Long-term identity William Oddy died in August 1912 aged 75, having resided in the district for forty-four years. He became mayor of the borough three times, preserved the town name of Graytown, was postmaster, storekeeper, and ran Oddy's Post Office Hotel and hall in the town. Oddy's hotel was the last of the town's thirty-five. The hotel was transferred in 1918 to the Crossle family, descendants of the Oddys, who maintained a homestead in the area until 1943. The 1870 Post Office Hotel licence was surrendered on 31 December 1922, and the building expected to be pulled down in late 1923: "it will be the end of A Poor
Man's Diggings, and the last link with the Spring Creek rush will have been broken for ever".

By 1917 the former-town consisted of a small school, four houses, three huts, a hotel/store, a post-office, and the small Methodist church. A number of mullock heaps stood near mining shafts, some 100 ft down. Forests regrew after the severe harvesting for mining structures and shaft supports, and a tramline was used to cart timber to Tooborac for the Melbourne market.

== WWII prisoner of war camp ==

During World War II, an Italian and German prisoner of war camp was established to hold 250 internees. It was guarded by the 23rd Garrison Battalion, POW Area, Murchison. Many of the German military were from German auxiliary cruiser Kormoran, which had sunk a significant Australian naval ship. One camp internee was a German staff medical officer, Dr Oskar Lütz (POW No. 41014), who allegedly had established a Werwolf resistance group inside the camp. Only building foundations remain (GPS ).

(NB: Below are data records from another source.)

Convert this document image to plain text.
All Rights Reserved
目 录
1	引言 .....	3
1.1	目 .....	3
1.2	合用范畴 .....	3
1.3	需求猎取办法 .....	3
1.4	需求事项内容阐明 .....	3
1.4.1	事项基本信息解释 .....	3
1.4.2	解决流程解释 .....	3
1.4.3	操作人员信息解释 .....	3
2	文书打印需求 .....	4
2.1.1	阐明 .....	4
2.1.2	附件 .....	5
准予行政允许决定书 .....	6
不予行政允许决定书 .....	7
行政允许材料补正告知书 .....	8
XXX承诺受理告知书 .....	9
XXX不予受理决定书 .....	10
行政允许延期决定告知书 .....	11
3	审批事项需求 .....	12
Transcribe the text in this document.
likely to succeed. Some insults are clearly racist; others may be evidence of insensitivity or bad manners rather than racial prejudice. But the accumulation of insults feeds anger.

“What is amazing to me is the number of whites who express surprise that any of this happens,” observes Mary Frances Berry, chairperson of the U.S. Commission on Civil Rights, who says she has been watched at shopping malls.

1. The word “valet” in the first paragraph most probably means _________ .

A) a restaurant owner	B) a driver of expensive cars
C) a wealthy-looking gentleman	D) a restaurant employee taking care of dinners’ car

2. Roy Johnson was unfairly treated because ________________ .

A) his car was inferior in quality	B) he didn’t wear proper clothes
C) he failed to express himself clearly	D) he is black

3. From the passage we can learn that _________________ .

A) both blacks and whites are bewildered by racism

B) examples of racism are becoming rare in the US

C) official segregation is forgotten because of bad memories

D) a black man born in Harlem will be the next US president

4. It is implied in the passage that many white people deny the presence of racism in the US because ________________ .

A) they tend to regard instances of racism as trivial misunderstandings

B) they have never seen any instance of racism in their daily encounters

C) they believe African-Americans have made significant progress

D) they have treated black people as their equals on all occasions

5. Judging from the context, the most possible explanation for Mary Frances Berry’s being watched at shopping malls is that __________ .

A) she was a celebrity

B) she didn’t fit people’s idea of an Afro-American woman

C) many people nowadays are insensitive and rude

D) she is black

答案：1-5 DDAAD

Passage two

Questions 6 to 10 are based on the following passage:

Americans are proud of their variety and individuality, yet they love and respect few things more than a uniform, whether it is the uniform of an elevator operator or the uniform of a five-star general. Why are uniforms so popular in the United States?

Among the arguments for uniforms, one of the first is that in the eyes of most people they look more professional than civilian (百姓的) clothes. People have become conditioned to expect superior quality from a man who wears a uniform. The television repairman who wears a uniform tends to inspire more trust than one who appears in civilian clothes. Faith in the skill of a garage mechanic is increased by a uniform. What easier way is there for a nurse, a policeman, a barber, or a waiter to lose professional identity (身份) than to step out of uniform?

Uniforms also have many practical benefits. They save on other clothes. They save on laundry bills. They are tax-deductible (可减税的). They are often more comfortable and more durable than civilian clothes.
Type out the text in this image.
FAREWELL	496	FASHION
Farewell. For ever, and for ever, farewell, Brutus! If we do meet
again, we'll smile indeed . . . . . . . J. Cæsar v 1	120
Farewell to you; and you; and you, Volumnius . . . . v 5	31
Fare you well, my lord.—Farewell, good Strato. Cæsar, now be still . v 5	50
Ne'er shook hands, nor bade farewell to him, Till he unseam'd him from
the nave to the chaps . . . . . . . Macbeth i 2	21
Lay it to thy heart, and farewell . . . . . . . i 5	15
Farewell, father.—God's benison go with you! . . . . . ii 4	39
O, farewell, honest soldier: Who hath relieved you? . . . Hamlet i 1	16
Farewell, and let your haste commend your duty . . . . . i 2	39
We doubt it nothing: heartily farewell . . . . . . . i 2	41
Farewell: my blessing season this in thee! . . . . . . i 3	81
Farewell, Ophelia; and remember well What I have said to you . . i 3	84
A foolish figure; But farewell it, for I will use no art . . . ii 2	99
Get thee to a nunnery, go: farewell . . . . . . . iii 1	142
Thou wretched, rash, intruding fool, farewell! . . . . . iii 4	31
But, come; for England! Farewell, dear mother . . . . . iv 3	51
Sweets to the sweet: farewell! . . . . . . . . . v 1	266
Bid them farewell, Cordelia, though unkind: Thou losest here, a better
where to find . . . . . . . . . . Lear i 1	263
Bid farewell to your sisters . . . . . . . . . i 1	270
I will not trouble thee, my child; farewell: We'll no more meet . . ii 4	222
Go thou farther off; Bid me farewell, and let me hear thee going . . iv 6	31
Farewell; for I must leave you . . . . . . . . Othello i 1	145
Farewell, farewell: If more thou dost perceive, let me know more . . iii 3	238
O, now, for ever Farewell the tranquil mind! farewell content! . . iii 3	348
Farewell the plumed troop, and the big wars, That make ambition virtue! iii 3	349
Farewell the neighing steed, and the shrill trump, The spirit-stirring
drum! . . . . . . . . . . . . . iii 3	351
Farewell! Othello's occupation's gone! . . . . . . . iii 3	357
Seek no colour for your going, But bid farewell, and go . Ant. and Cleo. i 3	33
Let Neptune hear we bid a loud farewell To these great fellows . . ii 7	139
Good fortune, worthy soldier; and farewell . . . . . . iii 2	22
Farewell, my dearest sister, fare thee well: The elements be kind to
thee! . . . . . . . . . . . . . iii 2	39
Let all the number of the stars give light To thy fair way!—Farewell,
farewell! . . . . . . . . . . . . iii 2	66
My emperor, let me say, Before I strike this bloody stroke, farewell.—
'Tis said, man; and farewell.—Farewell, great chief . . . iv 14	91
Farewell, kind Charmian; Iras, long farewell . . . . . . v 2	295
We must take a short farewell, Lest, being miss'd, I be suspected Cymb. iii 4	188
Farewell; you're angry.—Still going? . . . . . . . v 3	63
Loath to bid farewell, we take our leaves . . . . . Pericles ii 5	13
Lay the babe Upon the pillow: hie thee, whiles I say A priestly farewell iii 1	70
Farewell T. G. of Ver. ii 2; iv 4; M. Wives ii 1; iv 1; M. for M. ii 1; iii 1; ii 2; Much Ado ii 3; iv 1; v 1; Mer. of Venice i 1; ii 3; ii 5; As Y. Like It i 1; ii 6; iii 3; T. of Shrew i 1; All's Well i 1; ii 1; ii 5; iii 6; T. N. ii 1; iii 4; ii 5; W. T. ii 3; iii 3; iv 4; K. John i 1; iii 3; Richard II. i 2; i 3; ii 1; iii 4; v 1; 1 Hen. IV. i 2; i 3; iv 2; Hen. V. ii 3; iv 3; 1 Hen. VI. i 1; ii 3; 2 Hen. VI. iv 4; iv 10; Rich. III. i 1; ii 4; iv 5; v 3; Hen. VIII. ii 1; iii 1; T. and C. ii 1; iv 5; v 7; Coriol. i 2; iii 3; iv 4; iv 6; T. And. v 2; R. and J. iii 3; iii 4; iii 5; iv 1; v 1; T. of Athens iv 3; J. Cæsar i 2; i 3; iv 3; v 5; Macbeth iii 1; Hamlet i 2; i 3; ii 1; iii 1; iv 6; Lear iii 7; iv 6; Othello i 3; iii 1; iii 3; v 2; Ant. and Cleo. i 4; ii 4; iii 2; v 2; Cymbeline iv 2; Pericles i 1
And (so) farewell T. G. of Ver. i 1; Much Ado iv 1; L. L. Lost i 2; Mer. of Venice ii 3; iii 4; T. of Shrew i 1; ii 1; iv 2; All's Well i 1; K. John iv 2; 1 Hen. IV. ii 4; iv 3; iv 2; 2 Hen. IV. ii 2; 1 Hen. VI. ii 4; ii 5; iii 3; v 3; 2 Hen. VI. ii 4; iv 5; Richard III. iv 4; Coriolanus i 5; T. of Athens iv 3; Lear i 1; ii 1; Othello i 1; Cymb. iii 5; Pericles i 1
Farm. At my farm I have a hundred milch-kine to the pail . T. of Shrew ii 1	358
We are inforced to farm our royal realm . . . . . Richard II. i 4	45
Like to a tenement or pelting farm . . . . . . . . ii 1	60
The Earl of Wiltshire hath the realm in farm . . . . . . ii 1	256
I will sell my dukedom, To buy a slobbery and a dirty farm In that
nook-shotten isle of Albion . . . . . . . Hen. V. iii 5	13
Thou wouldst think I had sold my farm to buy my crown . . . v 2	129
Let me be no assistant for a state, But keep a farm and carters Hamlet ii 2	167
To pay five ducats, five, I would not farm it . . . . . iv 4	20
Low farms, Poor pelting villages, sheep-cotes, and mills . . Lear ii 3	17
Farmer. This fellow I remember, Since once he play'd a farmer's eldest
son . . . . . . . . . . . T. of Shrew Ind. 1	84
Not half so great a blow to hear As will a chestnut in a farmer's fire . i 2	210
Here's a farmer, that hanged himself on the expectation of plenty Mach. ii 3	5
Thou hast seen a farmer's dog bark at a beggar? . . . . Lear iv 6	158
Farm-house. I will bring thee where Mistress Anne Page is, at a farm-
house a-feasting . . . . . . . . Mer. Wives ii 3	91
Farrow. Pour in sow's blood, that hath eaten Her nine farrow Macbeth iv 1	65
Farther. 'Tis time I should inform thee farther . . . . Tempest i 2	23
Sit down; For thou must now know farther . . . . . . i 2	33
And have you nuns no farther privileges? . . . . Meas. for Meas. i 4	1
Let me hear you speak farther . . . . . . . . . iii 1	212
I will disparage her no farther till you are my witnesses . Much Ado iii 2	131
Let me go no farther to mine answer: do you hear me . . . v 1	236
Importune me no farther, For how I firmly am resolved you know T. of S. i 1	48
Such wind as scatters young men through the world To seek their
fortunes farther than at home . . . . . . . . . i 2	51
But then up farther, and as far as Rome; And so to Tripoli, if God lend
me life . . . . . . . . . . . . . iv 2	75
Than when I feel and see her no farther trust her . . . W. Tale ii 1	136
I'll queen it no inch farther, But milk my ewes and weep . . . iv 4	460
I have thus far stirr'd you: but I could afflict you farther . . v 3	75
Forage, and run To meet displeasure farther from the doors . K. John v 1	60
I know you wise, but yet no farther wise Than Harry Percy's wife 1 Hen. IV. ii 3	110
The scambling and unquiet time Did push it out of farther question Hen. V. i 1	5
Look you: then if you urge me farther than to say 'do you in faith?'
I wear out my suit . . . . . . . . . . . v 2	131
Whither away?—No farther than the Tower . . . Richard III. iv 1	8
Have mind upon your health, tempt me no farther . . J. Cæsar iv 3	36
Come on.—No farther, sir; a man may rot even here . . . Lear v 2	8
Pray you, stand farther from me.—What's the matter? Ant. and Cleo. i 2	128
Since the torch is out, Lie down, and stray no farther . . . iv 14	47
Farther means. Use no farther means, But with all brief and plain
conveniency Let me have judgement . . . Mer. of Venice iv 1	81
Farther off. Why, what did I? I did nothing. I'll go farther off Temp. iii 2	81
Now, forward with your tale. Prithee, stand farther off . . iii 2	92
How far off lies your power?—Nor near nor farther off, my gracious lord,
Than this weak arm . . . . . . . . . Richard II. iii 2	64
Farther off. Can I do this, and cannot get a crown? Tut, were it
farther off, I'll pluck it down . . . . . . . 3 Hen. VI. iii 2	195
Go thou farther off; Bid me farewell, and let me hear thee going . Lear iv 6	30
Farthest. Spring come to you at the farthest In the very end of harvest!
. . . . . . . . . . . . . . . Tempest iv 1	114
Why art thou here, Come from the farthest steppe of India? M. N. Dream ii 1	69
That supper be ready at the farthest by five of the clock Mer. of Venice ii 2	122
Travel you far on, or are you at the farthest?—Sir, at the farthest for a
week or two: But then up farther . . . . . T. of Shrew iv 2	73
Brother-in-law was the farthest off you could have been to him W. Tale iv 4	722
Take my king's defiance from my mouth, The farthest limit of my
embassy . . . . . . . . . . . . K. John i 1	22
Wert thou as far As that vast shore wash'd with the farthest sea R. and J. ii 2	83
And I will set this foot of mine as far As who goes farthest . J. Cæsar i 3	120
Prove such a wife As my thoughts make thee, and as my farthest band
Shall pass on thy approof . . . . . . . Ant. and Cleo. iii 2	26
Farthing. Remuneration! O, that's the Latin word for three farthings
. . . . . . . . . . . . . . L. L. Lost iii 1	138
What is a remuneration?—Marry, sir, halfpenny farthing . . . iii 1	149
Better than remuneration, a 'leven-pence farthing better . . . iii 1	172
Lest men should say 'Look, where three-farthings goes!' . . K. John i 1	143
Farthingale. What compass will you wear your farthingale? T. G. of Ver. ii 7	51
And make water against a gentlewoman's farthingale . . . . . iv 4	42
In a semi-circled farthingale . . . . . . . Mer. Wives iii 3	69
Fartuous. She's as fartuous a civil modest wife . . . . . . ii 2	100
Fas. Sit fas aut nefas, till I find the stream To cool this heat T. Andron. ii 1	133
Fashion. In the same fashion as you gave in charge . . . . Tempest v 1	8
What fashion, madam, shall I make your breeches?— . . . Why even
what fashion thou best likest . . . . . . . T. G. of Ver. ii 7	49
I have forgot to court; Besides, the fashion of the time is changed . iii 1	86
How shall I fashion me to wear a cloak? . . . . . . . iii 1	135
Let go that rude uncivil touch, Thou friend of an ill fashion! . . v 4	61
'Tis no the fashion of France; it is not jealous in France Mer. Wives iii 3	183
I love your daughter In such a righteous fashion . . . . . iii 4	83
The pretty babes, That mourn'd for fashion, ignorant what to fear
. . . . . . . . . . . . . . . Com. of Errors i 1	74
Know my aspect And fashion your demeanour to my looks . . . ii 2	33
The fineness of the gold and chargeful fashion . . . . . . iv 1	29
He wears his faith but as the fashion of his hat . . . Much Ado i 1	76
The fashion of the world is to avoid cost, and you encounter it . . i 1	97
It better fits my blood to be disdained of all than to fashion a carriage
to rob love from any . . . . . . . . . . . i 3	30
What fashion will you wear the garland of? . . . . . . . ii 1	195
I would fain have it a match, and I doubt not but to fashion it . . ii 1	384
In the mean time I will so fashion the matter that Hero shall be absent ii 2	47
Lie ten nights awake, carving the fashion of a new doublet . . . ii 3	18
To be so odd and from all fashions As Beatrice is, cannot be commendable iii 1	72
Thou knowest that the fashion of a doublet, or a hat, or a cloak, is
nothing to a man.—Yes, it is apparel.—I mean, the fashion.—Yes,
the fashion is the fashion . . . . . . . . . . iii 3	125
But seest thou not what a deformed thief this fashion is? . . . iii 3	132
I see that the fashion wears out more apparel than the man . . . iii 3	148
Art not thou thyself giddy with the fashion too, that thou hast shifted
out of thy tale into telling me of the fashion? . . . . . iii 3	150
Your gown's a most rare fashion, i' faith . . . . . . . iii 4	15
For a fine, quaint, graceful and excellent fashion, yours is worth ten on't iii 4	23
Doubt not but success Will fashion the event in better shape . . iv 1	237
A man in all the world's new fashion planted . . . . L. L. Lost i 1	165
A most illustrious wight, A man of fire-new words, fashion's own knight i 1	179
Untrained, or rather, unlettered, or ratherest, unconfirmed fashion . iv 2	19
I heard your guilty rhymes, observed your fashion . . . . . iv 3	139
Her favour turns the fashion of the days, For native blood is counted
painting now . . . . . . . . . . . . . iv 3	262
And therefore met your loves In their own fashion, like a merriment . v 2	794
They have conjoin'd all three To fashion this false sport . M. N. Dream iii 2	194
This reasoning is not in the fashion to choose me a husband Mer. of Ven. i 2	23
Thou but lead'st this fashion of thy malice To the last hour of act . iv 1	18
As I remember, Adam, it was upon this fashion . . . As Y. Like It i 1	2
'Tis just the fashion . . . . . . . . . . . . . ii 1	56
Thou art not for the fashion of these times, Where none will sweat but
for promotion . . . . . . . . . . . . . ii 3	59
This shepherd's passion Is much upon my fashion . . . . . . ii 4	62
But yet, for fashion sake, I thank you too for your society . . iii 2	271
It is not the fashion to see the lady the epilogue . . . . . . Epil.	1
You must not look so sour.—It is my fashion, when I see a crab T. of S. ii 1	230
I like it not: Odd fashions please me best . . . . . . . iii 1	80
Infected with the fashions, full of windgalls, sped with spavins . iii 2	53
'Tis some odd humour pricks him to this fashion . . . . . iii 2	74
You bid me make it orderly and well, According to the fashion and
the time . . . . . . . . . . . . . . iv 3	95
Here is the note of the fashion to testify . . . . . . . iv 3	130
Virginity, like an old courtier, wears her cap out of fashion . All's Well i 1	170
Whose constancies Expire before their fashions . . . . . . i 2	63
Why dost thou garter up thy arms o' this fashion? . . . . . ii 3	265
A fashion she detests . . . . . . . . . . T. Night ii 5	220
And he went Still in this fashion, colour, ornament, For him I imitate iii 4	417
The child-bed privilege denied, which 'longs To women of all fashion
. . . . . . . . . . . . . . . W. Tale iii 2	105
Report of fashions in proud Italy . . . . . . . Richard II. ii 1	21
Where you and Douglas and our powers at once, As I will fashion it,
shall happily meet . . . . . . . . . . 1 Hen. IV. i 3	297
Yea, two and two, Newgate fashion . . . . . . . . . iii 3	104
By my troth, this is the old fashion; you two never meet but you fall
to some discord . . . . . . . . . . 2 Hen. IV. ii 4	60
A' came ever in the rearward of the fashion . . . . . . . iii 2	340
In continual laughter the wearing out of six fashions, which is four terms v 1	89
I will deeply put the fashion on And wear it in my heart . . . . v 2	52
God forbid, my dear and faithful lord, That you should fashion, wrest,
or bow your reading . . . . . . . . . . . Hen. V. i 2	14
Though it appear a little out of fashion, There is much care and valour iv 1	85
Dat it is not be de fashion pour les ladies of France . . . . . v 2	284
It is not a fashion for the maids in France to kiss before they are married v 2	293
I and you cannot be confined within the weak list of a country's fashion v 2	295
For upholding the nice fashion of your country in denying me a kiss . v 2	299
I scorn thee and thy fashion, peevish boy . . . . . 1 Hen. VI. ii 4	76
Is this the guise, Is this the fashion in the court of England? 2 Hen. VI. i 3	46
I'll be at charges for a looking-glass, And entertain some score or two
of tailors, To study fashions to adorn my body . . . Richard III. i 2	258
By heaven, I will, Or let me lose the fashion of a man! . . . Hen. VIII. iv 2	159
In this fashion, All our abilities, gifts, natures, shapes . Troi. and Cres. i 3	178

An escapee POW from the Goulburn Valley internment camp was also captured in the town in November 1944.

== Today ==

By 1933, the local population was given to be 69 persons.

Post-World War II, a Balt Camp was established for displayed immigrants from the Baltic nations, with 31 men employed as forestry workers.

By the 2000s, the area is state forest and farming, and is part of the Heathcote-Graytown National Park. The Spring Creek Nature Conservation Reserve is to the north of the locale. Abandoned mine shafts still exist. A winery has been established since 1955.

An army proving and experimental establishment (P&EE) was established in 1968, operated by the Australian Defence Science and Technology Organisation as part of the Department of Defence's Joint Proof and Experimental Unit (JPEU), to evaluate weapon systems and ammunition. It was headed by a lieutenant colonel. The 3000 ha site was part of the old Crossle homestead.

In 2018, the area's population was listed as 58.

== Notable persons ==

- Amelia Kilian (c. 1849–1927), one-time resident before becoming a Northern Territory businesswoman.
- Pye Lewis (1909–1994), Australian rules footballer.